Et ce, alors que de plus en plus de postes d’exécutants sont détruits. Avec à la clé encore beaucoup trop de licenciements par manque d’investissement dans le recyclage de collaborateurs pourtant fidèles et estimés afin de les remettre au travail dans un autre département qui exige plus de connaissances.

Une impulsion externe est donc indispensable. Des formations flexibles, basées sur la pratique, avec et pour les employeurs. Centrées sur des compétences qui sont en fait développées tout au long de la carrière étudiante et professionnelle. Les diplômes initiaux- ou de leur absence – perdent en importance à mesure que nous continuons à développer nos compétences dans des cercles parallèles et des réseaux formels. Les pouvoirs publics devront de plus en plus assumer un rôle de guide pour des initiatives à la fois publiques et privées.

Simultanément, nous devons aider les employeurs à changer leur regard sur leur capital humain. Il est plus important de pouvoir prouver sa capacité à s’acquitter d’une tâche ou assumer une fonction donnée que d’avoir fréquenté les bancs de l’école, ou d’une école en particulier. Dans le monde numérique surtout, les connaissances et compétences exigées évoluent si rapidement que les soft skills et l'”apprendre à apprendre” n’ont jamais été aussi cruciaux.

Faire la différence

Mais le développement d’un large assortiment de formes de formation ne nous affranchit pas de la nécessité de changer notre regard sur le recrutement. Nous devons être ouverts à la diversité sous toutes ses facettes. Nous devons réfléchir à ce qui est réellement nécessaire pour exercer un job et ce qui rend un collaborateur efficace. Est-ce une compétence technique ou la vitesse à laquelle il s’adapte à des changements de conditions, accueille et intègre de nouveaux collègues dans l’équipe et contribue à ce que chacun se sente bien dans sa peau sur la durée – et réduise ainsi la rotation de personnel ? Comment évaluons-nous ces autres compétences ?

Tout commence par une réflexion approfondie sur les raisons fondamentales qui pousseraient un individu à rejoindre votre entreprise. Comment faites-vous la différence en tant qu’employeur ? De manière générale, les collaborateurs sont de plus en plus en recherche de sens, d’adéquation avec leurs normes et valeurs, de sentiment d’apporter leur pierre à l’édifice des résultats. L’absence de ces éléments est source de stress et de burnout.

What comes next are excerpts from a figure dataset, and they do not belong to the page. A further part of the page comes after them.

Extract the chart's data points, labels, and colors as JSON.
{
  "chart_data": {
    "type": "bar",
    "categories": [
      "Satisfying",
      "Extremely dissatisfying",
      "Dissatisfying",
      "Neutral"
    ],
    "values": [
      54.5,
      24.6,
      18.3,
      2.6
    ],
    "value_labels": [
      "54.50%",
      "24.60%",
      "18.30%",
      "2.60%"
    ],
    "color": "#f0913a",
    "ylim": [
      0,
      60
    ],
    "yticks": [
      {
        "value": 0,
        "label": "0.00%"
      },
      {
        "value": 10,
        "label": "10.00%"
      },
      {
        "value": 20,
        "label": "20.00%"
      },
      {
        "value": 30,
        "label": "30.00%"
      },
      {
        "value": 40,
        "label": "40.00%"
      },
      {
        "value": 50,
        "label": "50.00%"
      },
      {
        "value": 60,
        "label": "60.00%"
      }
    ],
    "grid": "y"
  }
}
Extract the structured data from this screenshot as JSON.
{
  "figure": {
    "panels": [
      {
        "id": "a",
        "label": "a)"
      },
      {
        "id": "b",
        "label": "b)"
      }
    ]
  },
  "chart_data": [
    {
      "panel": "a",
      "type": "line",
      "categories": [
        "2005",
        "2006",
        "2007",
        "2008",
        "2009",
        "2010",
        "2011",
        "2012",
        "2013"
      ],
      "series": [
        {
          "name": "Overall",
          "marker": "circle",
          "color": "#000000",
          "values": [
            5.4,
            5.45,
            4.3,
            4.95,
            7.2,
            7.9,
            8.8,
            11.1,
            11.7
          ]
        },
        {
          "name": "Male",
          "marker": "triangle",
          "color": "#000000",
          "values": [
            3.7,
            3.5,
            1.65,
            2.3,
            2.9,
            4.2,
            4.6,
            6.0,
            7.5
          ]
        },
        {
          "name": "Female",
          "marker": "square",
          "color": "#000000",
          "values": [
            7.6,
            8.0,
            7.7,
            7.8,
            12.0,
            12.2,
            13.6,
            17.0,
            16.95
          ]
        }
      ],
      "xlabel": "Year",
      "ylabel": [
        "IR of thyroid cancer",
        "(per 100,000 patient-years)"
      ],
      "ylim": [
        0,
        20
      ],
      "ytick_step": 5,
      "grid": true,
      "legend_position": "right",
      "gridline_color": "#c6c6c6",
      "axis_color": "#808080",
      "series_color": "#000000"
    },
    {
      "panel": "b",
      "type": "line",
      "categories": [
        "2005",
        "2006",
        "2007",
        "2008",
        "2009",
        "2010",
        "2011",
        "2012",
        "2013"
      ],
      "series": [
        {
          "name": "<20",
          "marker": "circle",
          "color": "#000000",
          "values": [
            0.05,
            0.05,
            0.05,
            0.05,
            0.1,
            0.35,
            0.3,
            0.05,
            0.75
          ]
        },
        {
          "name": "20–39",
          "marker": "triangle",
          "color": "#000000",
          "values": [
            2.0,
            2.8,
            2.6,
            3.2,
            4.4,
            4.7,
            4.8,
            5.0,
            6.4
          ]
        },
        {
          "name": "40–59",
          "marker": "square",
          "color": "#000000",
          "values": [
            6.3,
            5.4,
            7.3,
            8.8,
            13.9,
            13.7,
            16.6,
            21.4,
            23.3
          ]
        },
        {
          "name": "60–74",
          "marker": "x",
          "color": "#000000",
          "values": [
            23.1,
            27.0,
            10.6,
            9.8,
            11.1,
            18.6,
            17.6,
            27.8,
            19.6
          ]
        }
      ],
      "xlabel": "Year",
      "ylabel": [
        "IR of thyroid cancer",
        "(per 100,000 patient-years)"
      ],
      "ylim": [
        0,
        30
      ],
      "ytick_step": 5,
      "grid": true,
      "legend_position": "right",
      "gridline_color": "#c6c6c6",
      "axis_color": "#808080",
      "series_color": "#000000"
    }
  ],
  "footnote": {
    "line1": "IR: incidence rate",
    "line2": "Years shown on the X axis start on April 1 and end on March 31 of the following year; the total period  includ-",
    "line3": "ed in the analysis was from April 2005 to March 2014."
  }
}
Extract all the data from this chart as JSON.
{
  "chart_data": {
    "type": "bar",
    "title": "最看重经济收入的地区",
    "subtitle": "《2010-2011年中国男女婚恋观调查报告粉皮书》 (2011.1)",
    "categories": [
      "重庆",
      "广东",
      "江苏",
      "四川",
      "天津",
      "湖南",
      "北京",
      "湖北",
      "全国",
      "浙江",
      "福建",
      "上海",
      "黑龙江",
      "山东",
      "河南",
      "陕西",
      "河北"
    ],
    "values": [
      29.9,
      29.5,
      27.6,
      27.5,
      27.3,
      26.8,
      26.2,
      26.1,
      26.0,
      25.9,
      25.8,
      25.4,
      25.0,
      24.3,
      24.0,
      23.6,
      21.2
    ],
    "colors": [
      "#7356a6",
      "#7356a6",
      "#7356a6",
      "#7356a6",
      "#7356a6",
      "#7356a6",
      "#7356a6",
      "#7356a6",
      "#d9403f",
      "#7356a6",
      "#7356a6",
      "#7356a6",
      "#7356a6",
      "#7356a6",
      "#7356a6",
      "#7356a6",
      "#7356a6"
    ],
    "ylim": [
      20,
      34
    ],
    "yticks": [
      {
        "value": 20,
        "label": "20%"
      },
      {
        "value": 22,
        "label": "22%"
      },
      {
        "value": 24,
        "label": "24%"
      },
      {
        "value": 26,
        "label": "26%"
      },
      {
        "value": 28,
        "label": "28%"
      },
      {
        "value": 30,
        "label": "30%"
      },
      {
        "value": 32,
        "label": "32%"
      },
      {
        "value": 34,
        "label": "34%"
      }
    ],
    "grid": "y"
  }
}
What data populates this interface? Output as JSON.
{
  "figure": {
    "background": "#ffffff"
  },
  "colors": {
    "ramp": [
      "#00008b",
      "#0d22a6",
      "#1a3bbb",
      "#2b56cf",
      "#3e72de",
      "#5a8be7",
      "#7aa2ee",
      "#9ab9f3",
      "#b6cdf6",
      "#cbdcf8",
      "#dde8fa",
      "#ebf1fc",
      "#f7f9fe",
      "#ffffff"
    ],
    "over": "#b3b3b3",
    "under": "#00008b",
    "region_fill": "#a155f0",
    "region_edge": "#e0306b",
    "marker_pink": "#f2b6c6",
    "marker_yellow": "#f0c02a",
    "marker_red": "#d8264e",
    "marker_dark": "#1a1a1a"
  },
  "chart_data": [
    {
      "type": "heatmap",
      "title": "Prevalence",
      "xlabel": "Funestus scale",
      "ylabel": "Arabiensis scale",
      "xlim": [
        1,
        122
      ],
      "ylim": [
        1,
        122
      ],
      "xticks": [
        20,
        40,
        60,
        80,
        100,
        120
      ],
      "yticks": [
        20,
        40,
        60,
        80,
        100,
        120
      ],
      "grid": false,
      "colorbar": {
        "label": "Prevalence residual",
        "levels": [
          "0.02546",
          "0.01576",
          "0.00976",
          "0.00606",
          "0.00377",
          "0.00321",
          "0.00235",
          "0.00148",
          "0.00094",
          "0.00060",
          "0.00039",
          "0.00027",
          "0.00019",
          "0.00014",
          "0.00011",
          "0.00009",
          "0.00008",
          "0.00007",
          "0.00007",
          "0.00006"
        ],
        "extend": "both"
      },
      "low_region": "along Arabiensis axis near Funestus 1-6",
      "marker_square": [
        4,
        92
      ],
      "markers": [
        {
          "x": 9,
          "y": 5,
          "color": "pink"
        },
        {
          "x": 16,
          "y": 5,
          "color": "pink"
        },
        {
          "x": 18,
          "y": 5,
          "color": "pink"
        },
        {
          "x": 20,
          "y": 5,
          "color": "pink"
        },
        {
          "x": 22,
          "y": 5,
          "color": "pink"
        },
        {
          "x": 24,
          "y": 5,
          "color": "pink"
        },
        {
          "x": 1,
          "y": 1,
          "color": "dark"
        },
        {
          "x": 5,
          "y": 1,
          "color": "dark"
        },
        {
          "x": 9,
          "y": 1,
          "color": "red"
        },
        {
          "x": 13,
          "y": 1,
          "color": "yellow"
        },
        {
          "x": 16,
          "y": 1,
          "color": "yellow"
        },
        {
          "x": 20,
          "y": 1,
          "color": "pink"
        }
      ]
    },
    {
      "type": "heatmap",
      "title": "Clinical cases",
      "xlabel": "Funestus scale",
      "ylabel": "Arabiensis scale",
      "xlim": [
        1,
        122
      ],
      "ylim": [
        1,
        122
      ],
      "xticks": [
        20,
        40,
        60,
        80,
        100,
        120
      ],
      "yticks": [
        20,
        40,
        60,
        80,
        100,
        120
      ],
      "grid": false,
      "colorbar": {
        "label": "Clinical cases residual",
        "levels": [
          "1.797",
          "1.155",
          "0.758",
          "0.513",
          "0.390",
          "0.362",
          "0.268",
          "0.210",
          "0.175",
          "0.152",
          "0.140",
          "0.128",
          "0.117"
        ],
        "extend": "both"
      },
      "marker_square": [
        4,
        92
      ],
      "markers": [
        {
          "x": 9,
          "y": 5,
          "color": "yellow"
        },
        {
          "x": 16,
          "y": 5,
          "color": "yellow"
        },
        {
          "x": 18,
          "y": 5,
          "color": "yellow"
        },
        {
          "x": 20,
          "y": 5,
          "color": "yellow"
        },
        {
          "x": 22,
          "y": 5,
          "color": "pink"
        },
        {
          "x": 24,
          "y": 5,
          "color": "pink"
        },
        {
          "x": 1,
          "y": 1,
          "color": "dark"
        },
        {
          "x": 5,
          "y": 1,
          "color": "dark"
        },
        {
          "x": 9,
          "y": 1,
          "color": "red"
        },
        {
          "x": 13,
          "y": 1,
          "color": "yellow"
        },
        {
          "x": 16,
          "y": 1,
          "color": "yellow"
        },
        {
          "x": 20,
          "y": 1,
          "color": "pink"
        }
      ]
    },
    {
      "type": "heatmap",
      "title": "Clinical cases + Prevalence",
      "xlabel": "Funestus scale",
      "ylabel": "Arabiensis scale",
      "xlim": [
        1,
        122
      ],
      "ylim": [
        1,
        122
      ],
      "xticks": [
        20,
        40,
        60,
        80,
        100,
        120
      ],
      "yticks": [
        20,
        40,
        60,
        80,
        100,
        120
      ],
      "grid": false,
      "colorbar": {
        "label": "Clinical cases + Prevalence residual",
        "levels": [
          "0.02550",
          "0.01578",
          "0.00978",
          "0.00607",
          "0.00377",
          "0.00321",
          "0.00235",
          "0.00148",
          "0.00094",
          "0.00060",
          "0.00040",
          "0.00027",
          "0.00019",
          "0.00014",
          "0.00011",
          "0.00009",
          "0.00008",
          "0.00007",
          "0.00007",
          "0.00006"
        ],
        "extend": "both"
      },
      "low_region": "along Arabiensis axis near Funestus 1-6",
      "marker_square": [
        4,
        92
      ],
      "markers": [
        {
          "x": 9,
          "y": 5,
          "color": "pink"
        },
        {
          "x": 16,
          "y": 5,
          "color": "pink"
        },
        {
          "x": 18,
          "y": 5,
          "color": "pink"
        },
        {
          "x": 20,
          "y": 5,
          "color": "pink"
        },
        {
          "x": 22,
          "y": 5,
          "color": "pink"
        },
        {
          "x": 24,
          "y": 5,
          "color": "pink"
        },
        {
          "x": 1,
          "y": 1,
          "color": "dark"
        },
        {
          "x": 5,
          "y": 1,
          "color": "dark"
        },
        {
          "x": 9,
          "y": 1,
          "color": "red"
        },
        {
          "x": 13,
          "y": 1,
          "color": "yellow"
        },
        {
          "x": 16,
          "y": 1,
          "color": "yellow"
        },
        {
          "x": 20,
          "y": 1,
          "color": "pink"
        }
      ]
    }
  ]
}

L’employer branding ne va cesser de gagner en importance, car ce seront de plus en plus les travailleurs qui choisiront leur voie en fonction de ce que leur proposent différents employeurs. Et leur décision ne se fondera pas uniquement sur la fonction qui leur est offerte, mais aussi sur la culture de l’entreprise, les possibilités de poursuivre son développement, l’équilibre et l’impact sociaux…

Investir dans l’avenir

Dans un tel bouleversement, le retour sur investissement (financier) n’intervient bien entendu qu’à plus long terme. Et c’est problématique dans une économie portée par les résultats trimestriels comme la nôtre. A fortiori pour une start-up dont les investisseurs épient les moindres faits et gestes.

Il ne fait aucun doute que la culture des start-up correspond mieux aux attentes des demandeurs d’emploi modernes, avec plus grande attention pour les compétences et l’impact et davantage de possibilités de peser sur la trajectoire de l’entreprise. Mais la marge de manoeuvre financière y est souvent beaucoup plus réduite. De ce fait, une forte pression pèse trop longtemps sur les épaules des fondateurs. Or investir dans le talent, c’est investir dans l’avenir.

C’est pourquoi je voudrais appeler les investisseurs, lors de chaque investissement dans une entreprise, à investir simultanément un montant distinct dans le développement de talents présent dans cette entreprise et l’élaboration d’une stratégie commune. Investissez dans un recrutement et une formation créatifs des travailleurs des entreprises que vous avez en portefeuille et donnez-leur ainsi de l’air pour l’avenir. Les collaborateurs capables de supporter les montagnes russes de changements et de croissance qui attendent l’entreprise sont le berceau de votre futur rendement. Ce n’est pas sans raison que l’on évoque un capital humain.